A l’automne suivant, Marcelin Desruyssarts décida de quitter la pension de madame de M. et de s’installer ; il était temps pour lui de vivre sa vie, d’essayer comme il voulait vivre.
Il prit un petit appartement place Delaborde, au second, sur le square ; il s’agissait de le meubler ; c’était un mois de courses dans les magasins, dont il attendait beaucoup de distraction.

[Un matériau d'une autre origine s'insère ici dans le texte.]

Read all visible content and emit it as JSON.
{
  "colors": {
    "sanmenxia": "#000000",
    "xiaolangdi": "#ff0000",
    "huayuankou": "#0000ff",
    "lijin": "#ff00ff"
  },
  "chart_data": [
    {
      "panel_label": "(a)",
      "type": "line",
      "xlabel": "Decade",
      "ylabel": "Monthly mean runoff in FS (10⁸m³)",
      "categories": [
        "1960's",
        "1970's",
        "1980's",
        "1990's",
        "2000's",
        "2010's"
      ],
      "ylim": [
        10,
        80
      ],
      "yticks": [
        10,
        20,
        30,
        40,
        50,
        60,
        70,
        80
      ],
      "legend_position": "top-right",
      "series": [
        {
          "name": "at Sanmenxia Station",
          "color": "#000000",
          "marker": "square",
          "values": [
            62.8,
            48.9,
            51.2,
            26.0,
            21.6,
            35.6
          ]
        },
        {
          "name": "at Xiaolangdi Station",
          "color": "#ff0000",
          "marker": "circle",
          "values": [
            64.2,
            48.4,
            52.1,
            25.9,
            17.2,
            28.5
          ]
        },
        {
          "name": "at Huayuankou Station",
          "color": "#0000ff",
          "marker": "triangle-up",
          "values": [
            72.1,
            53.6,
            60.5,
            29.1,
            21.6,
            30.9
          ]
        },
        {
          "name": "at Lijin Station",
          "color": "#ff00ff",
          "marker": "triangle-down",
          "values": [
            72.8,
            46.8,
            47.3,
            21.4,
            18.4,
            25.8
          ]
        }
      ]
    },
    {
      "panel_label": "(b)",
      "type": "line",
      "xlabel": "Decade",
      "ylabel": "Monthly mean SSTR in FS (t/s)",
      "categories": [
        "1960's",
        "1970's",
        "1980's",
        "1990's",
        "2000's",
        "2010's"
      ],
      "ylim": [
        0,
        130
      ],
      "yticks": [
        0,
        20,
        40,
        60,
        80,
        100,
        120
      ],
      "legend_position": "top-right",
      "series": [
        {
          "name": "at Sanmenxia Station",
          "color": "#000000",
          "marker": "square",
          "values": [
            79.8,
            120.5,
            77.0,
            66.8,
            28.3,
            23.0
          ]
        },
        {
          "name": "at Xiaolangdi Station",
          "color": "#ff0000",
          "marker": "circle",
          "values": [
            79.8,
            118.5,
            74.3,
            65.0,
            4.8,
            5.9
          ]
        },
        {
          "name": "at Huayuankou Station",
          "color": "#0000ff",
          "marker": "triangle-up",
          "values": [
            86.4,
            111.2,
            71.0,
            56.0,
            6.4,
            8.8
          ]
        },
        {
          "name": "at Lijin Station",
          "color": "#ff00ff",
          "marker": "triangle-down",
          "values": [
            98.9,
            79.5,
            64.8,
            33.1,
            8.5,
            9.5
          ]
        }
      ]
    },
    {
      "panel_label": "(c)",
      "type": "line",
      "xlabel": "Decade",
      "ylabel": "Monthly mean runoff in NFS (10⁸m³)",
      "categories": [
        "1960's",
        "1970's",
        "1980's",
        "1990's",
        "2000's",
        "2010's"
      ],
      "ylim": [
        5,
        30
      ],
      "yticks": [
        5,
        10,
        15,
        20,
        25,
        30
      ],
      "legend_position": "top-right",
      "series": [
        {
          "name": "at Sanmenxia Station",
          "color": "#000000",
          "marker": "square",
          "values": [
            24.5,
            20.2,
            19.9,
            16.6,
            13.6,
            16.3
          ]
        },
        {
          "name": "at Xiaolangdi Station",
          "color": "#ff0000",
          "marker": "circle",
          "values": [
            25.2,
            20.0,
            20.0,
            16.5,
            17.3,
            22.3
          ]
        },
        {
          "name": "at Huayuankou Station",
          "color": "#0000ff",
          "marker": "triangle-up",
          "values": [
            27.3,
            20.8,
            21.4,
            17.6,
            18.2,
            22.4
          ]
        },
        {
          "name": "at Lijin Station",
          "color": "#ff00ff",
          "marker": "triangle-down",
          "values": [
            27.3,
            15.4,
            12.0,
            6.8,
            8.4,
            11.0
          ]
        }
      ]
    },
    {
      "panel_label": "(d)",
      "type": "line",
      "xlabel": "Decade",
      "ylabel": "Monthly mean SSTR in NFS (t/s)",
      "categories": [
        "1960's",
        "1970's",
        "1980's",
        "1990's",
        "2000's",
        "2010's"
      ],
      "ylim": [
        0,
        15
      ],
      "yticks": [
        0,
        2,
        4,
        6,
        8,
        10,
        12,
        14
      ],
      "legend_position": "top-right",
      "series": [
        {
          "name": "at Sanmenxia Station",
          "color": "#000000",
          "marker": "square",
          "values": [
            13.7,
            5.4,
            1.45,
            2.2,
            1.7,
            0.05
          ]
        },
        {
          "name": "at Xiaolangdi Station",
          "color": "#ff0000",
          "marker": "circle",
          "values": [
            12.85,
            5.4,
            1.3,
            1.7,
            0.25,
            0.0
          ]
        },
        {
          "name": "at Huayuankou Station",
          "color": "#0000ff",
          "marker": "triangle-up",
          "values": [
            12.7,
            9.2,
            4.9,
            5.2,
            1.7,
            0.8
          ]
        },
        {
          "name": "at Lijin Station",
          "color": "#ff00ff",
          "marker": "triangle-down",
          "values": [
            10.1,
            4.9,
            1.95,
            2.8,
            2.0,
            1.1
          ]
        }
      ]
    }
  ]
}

Son tuteur l’avait fait émanciper ; il lui avait fourni des comptes et donné le détail de sa situation. Sa propriété de Saint-Paulin lui valait, tous frais d’entretien déduits, des rentes suffisantes ; c’étaient d’excellentes terres, toutes bien louées ; il n’avait d’ailleurs qu’à se fier au père Homo, le régisseur. Il possédait, en outre, quelques valeurs mobilières déposées chez le notaire, avec quelque argent que son père avait laissé et des économies sur ses revenus des deux dernières années.
Au mois de juillet, il avait passé avec bonheur ses premiers examens de droit ; suivant toutes probabilités, il serait avocat dans deux ans ; il verrait alors que faire. Il ne voulait pas se donner les soucis d’affaires compliquées, de fortune à gagner. Il n’avait point de folles ambitions. Quand il serait marié, il pourrait vivre à Saint-Paulin, veiller à ses terres, peut-être s’occuper un peu de politique ; son tuteur le lui avait conseillé. D’ici là, il pouvait encore voyager. Enfin il ne savait pas.
« Quelle charmante occupation, écrivait-il plus tard, qu’une première installation ! Je me souviens, la première fois que je suis entré place Delaborde, je considérais les murs nus et sales de ces chambres vides, à l’enfilade, où mes pas faisaient écho, et dont j’avais à créer mon home. Quel champ à l’imagination. La destination de chacune des pièces s’indiquait, la chambre avec le cabinet de toilette, la salle à manger près de la cuisine, le salon ouvert sur un très petit cabinet de travail en retrait ; mais comment décorer tout cela ? Chaque heure m’amenait de nouvelles conceptions. Je fis venir quelques camarades ; ils ne me proposèrent que des excentricités ; l’excellente madame de M. m’a été précieuse. En somme, une élégante simplicité, ce qui se fait, tel a été mon programme. Mais que d’argent dépensé, que je n’avais pu prévoir ! »
La période des maçons et des menuisiers, et celle des peintres, fut le moins bon moment — non sans le charme, pourtant, de voir poindre sous les boiseries brutes, puis dans le cru des peintures, la forme que devaient avoir les choses. Et dès lors c’étaient les visites chez les tapissiers, les interminables conférences, les hésitations entre les vingt étoffes quasi semblables ou tout à fait différentes, les choix enfin arrêtés sur le prétexte d’innotables minuties, les idées subites qui dérangent tout et font recommencer. Et les meubles ! les grands magasins en ont de parfaits ; mais la jalousie des tapissiers suscite des difficultés, des méfiances.
— Peut-être vendons-nous plus cher, mais au moins ce n’est pas de la camelote.
Le premier février au soir, l’entrepreneur, M. Perrot, livrait, un peu solennellement, l’appartement à M. Rouff, le tapissier. Et les tentures d’apparaître, les grandes étoffes, les larges bandes ; cela prenait déjà tournure. Quand les rideaux eurent fait leur entrée, cela devint définitif.
Et, tout ce mois, c’était, quatre fois par jour, le voyage de la rue de Grenelle au square Delaborde à travers tout Paris.